As shown in the example, @float takes two arguments (separated by a comma), type and label. Both are optional.


Specifies the sort of float this is; typically a word such as “Figure”, “Table”, etc. If this is not given, and label is, any cross-referencing will simply use a bare number.


Specifies a cross-reference label for this float. If given, this float is automatically given a number, and will appear in any @listoffloats output (see @listoffloats: Tables of Contents for Floats). Cross references to label are allowed. For example, ‘see @ref{fig:ex1}’ will produce see Figure 9.1.

On the other hand, if label is not given, then the float will not be numbered and consequently will not appear in the @listoffloats output or be cross-referenceable.

Ordinarily, you specify both type and label, to get a labeled and numbered float.

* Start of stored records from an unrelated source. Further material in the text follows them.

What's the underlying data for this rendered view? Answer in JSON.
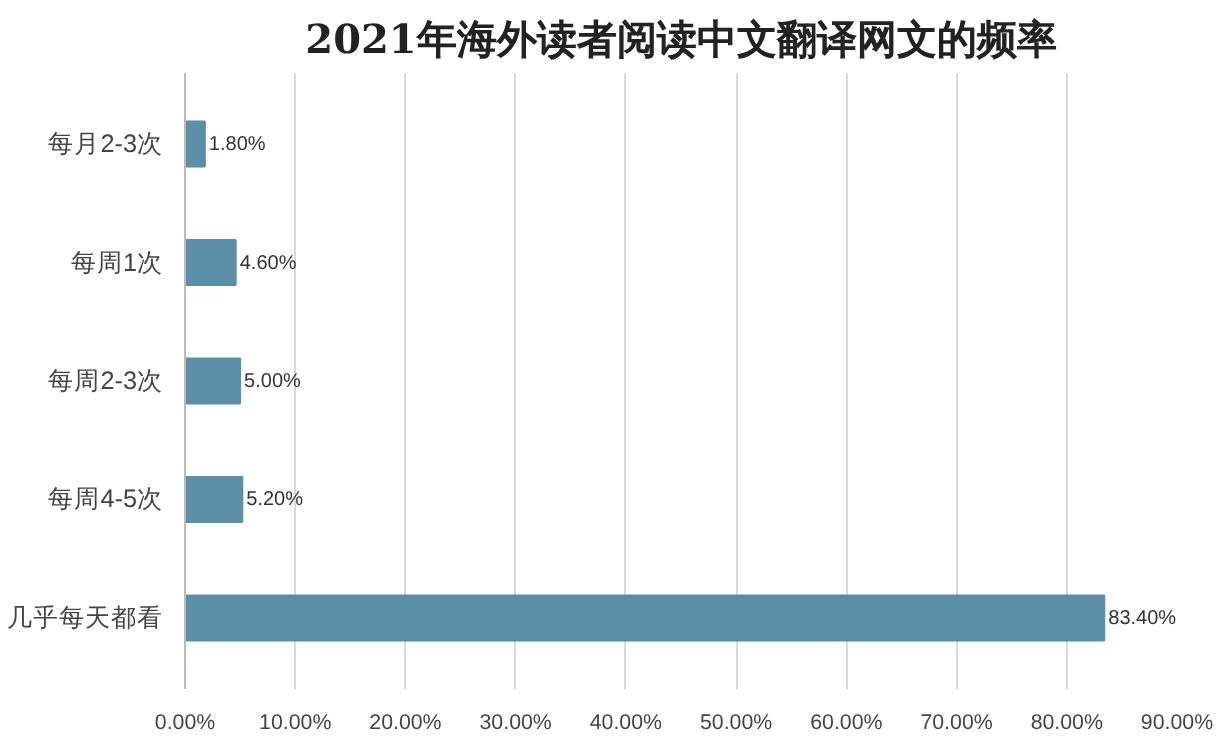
{
  "chart_data": {
    "type": "bar",
    "orientation": "horizontal",
    "title": "2021年海外读者阅读中文翻译网文的频率",
    "categories": [
      "每月2-3次",
      "每周1次",
      "每周2-3次",
      "每周4-5次",
      "几乎每天都看"
    ],
    "values": [
      1.8,
      4.6,
      5.0,
      5.2,
      83.4
    ],
    "value_labels": [
      "1.80%",
      "4.60%",
      "5.00%",
      "5.20%",
      "83.40%"
    ],
    "color": "#5b8fa8",
    "xlim": [
      0,
      90
    ],
    "xticks": [
      {
        "value": 0,
        "label": "0.00%"
      },
      {
        "value": 10,
        "label": "10.00%"
      },
      {
        "value": 20,
        "label": "20.00%"
      },
      {
        "value": 30,
        "label": "30.00%"
      },
      {
        "value": 40,
        "label": "40.00%"
      },
      {
        "value": 50,
        "label": "50.00%"
      },
      {
        "value": 60,
        "label": "60.00%"
      },
      {
        "value": 70,
        "label": "70.00%"
      },
      {
        "value": 80,
        "label": "80.00%"
      },
      {
        "value": 90,
        "label": "90.00%"
      }
    ],
    "grid": "x"
  }
}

In the LaTeX output, code loading the float package is output in the preamble if @float are present. A @float with type ‘figure’ or ‘table’ (case insensitive) is already defined by the package. Other float types lead to the definition of a new float environment, with names based on the @float type with anything else than letters and ‘-’ removed.

In Texinfo, all floats are numbered in the same way: with the chapter number (or appendix letter), a period, and the float number, which simply counts 1, 2, 3, …, and is reset at each chapter. Each float type is counted independently.

Floats within an @unnumbered, or outside of any chapter, are simply numbered consecutively from 1.

These numbering conventions are not, at present, changeable.